James Lee Burke has written more than a dozen mysteries featuring New Iberia detective Dave Robicheaux and each has been critically acclaimed and sold well. That said, The Tin Roof Blowdown is his best book.
How can one distinguish between a plethora of similar works by Burke, each featuring inevitable confrontations between Robicheaux and the darker elements of New Orleans? Easily as this book takes Hurricane Katrina as its backdrop. Not only is this a fantastic mystery about Robicheaux, but it also serves as what may be the best book for understanding Katrina and its impact on Louisiana. At the opening, the hurricane hits and in the pages that fly by afterwards we see the devestation and apocalyptic aftermath of the tragedy.
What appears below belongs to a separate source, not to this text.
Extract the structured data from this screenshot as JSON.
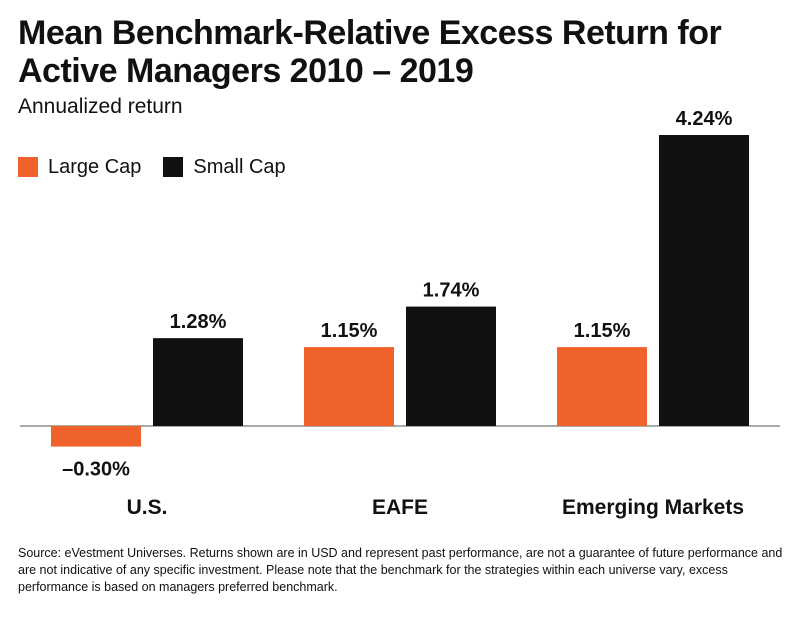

Into the void of this destruction comes (Burke's best known character) Dave Robicheaux, a former alcholic with inner demons constantly consuming him, and his journey post-Katrina is not a pretty one. Burke has always had the ability to draw the reader into his books and you do not simply read one of his books - you live it. Burke evokes all the smells, tastes, feelings and descriptions other writers dream about. You feel every haunting, searing, beautiful, near poetic sentence as you are drawn deeper into the dark and seamy underbelly of New Orleans.
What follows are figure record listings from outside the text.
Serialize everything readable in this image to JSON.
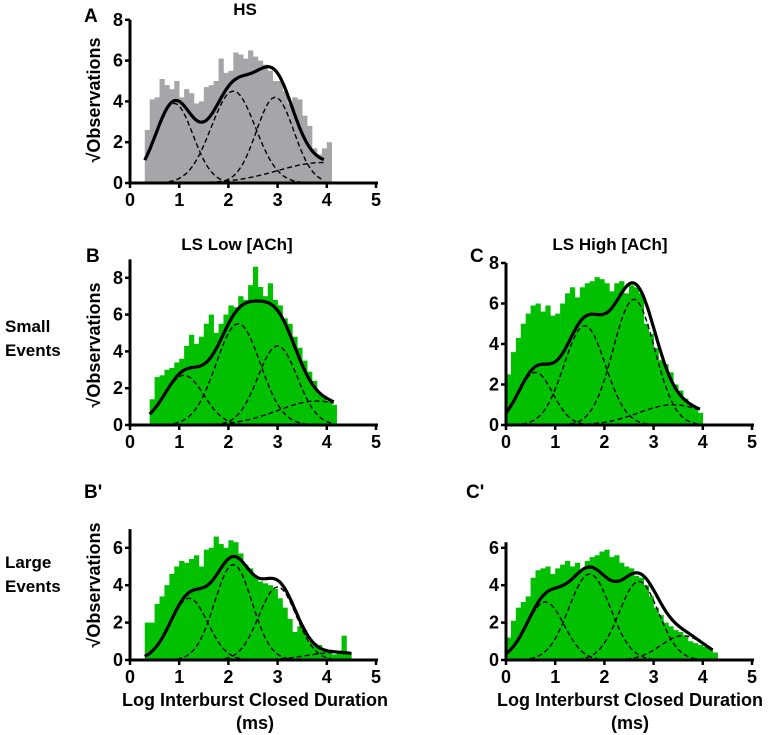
{
  "colors": {
    "hs_bar": "#a6a6a8",
    "ls_bar": "#00c000",
    "fit": "#000000"
  },
  "row_labels": {
    "small": [
      "Small",
      "Events"
    ],
    "large": [
      "Large",
      "Events"
    ]
  },
  "xlabel_lines": [
    "Log Interburst Closed Duration",
    "(ms)"
  ],
  "chart_data": [
    {
      "id": "A",
      "type": "bar",
      "panel_letter": "A",
      "title": "HS",
      "ylabel": "√Observations",
      "xlabel": "",
      "bar_color": "#a6a6a8",
      "xlim": [
        0,
        5
      ],
      "ylim": [
        0,
        8
      ],
      "xticks": [
        0,
        1,
        2,
        3,
        4,
        5
      ],
      "yticks": [
        0,
        2,
        4,
        6,
        8
      ],
      "bin_start": 0.3,
      "bin_width": 0.1,
      "bars": [
        2.6,
        4.1,
        4.2,
        5.1,
        4.8,
        4.6,
        5.0,
        4.2,
        4.6,
        4.4,
        3.9,
        4.0,
        4.7,
        4.8,
        5.0,
        6.1,
        5.4,
        5.5,
        6.4,
        6.3,
        6.1,
        6.5,
        6.2,
        6.0,
        5.8,
        5.5,
        5.0,
        5.0,
        4.5,
        3.9,
        4.2,
        4.1,
        3.3,
        2.8,
        1.7,
        1.4,
        1.7,
        2.0
      ],
      "fit_range": [
        0.3,
        3.95
      ],
      "components": [
        {
          "mean": 0.9,
          "amp": 3.9,
          "sd": 0.38
        },
        {
          "mean": 2.1,
          "amp": 4.5,
          "sd": 0.45
        },
        {
          "mean": 2.95,
          "amp": 4.2,
          "sd": 0.38
        },
        {
          "mean": 3.9,
          "amp": 1.0,
          "sd": 0.9
        }
      ]
    },
    {
      "id": "B",
      "type": "bar",
      "panel_letter": "B",
      "title": "LS Low [ACh]",
      "ylabel": "√Observations",
      "xlabel": "",
      "bar_color": "#00c000",
      "xlim": [
        0,
        5
      ],
      "ylim": [
        0,
        9
      ],
      "xticks": [
        0,
        1,
        2,
        3,
        4,
        5
      ],
      "yticks": [
        0,
        2,
        4,
        6,
        8
      ],
      "bin_start": 0.4,
      "bin_width": 0.1,
      "bars": [
        1.4,
        2.6,
        2.7,
        3.0,
        3.1,
        3.4,
        3.6,
        4.3,
        4.9,
        4.4,
        4.8,
        5.5,
        6.0,
        5.0,
        5.5,
        6.0,
        6.5,
        6.4,
        7.0,
        6.8,
        7.6,
        8.6,
        7.5,
        7.0,
        7.7,
        6.8,
        6.5,
        5.8,
        5.5,
        4.8,
        4.2,
        3.5,
        2.9,
        2.4,
        1.7,
        1.6,
        1.3,
        1.1
      ],
      "fit_range": [
        0.4,
        4.15
      ],
      "components": [
        {
          "mean": 1.1,
          "amp": 2.7,
          "sd": 0.4
        },
        {
          "mean": 2.2,
          "amp": 5.5,
          "sd": 0.45
        },
        {
          "mean": 3.0,
          "amp": 4.3,
          "sd": 0.4
        },
        {
          "mean": 3.8,
          "amp": 1.3,
          "sd": 0.8
        }
      ]
    },
    {
      "id": "C",
      "type": "bar",
      "panel_letter": "C",
      "title": "LS High [ACh]",
      "ylabel": "",
      "xlabel": "",
      "bar_color": "#00c000",
      "xlim": [
        0,
        5
      ],
      "ylim": [
        0,
        8
      ],
      "xticks": [
        0,
        1,
        2,
        3,
        4,
        5
      ],
      "yticks": [
        0,
        2,
        4,
        6,
        8
      ],
      "bin_start": 0.0,
      "bin_width": 0.1,
      "bars": [
        2.5,
        3.6,
        4.3,
        5.0,
        5.5,
        5.9,
        6.0,
        5.6,
        5.9,
        5.4,
        5.5,
        6.0,
        6.5,
        6.8,
        6.3,
        6.8,
        7.0,
        7.1,
        7.3,
        7.2,
        7.0,
        6.6,
        7.0,
        7.1,
        6.5,
        6.9,
        6.8,
        6.5,
        5.0,
        4.5,
        3.8,
        3.2,
        3.0,
        2.6,
        2.0,
        1.7,
        1.3,
        1.0,
        0.9,
        0.6
      ],
      "fit_range": [
        0.0,
        3.95
      ],
      "components": [
        {
          "mean": 0.6,
          "amp": 2.6,
          "sd": 0.35
        },
        {
          "mean": 1.6,
          "amp": 4.9,
          "sd": 0.42
        },
        {
          "mean": 2.6,
          "amp": 6.2,
          "sd": 0.42
        },
        {
          "mean": 3.4,
          "amp": 1.0,
          "sd": 0.7
        }
      ]
    },
    {
      "id": "B-prime",
      "type": "bar",
      "panel_letter": "B'",
      "title": "",
      "ylabel": "√Observations",
      "xlabel": "Log Interburst Closed Duration (ms)",
      "bar_color": "#00c000",
      "xlim": [
        0,
        5
      ],
      "ylim": [
        0,
        7
      ],
      "xticks": [
        0,
        1,
        2,
        3,
        4,
        5
      ],
      "yticks": [
        0,
        2,
        4,
        6
      ],
      "bin_start": 0.3,
      "bin_width": 0.1,
      "bars": [
        2.0,
        2.0,
        3.0,
        3.4,
        4.0,
        4.6,
        5.0,
        5.3,
        5.2,
        5.4,
        5.6,
        5.0,
        5.9,
        6.0,
        6.6,
        6.2,
        6.0,
        6.4,
        6.3,
        5.7,
        5.1,
        4.9,
        4.5,
        4.2,
        4.1,
        4.0,
        3.8,
        3.3,
        2.8,
        2.2,
        1.5,
        1.8,
        1.6,
        1.0,
        0.9,
        0.8,
        0.6,
        0.4,
        0.3,
        0.5,
        1.3,
        0.4
      ],
      "fit_range": [
        0.3,
        4.5
      ],
      "components": [
        {
          "mean": 1.2,
          "amp": 3.3,
          "sd": 0.38
        },
        {
          "mean": 2.1,
          "amp": 5.1,
          "sd": 0.38
        },
        {
          "mean": 3.0,
          "amp": 3.9,
          "sd": 0.38
        },
        {
          "mean": 4.2,
          "amp": 0.4,
          "sd": 0.6
        }
      ]
    },
    {
      "id": "C-prime",
      "type": "bar",
      "panel_letter": "C'",
      "title": "",
      "ylabel": "",
      "xlabel": "Log Interburst Closed Duration (ms)",
      "bar_color": "#00c000",
      "xlim": [
        0,
        5
      ],
      "ylim": [
        0,
        6.3
      ],
      "xticks": [
        0,
        1,
        2,
        3,
        4,
        5
      ],
      "yticks": [
        0,
        2,
        4,
        6
      ],
      "bin_start": 0.0,
      "bin_width": 0.1,
      "bars": [
        1.2,
        2.1,
        2.8,
        3.1,
        3.4,
        4.4,
        4.8,
        4.9,
        5.0,
        4.6,
        4.9,
        5.1,
        5.3,
        5.0,
        5.2,
        4.8,
        5.3,
        5.5,
        5.6,
        5.8,
        5.9,
        5.5,
        5.6,
        5.2,
        5.0,
        4.9,
        4.5,
        4.4,
        4.0,
        3.4,
        2.8,
        2.4,
        2.0,
        1.8,
        1.6,
        1.5,
        1.3,
        1.0,
        0.9,
        0.8,
        0.7,
        0.6,
        0.4
      ],
      "fit_range": [
        0.0,
        4.2
      ],
      "components": [
        {
          "mean": 0.8,
          "amp": 3.1,
          "sd": 0.38
        },
        {
          "mean": 1.7,
          "amp": 4.6,
          "sd": 0.42
        },
        {
          "mean": 2.7,
          "amp": 4.2,
          "sd": 0.4
        },
        {
          "mean": 3.6,
          "amp": 1.3,
          "sd": 0.45
        }
      ]
    }
  ]
}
This book, written shortly after the disaster has a much darker and more cynical tone than his previous works (which I would not have thought possible) and as usual the characters pop off the page into reality as truly as if they were sitting beside you. New Orleans culture and community was severly damaged in the storm and this book is an anguished swan song for a city that will never be the same. It is truly a book that only an author as talented as James Lee Burke could write and it says something about the skill of the writer when his 14th book featuring the recurring characters is without a doubt his best work to date.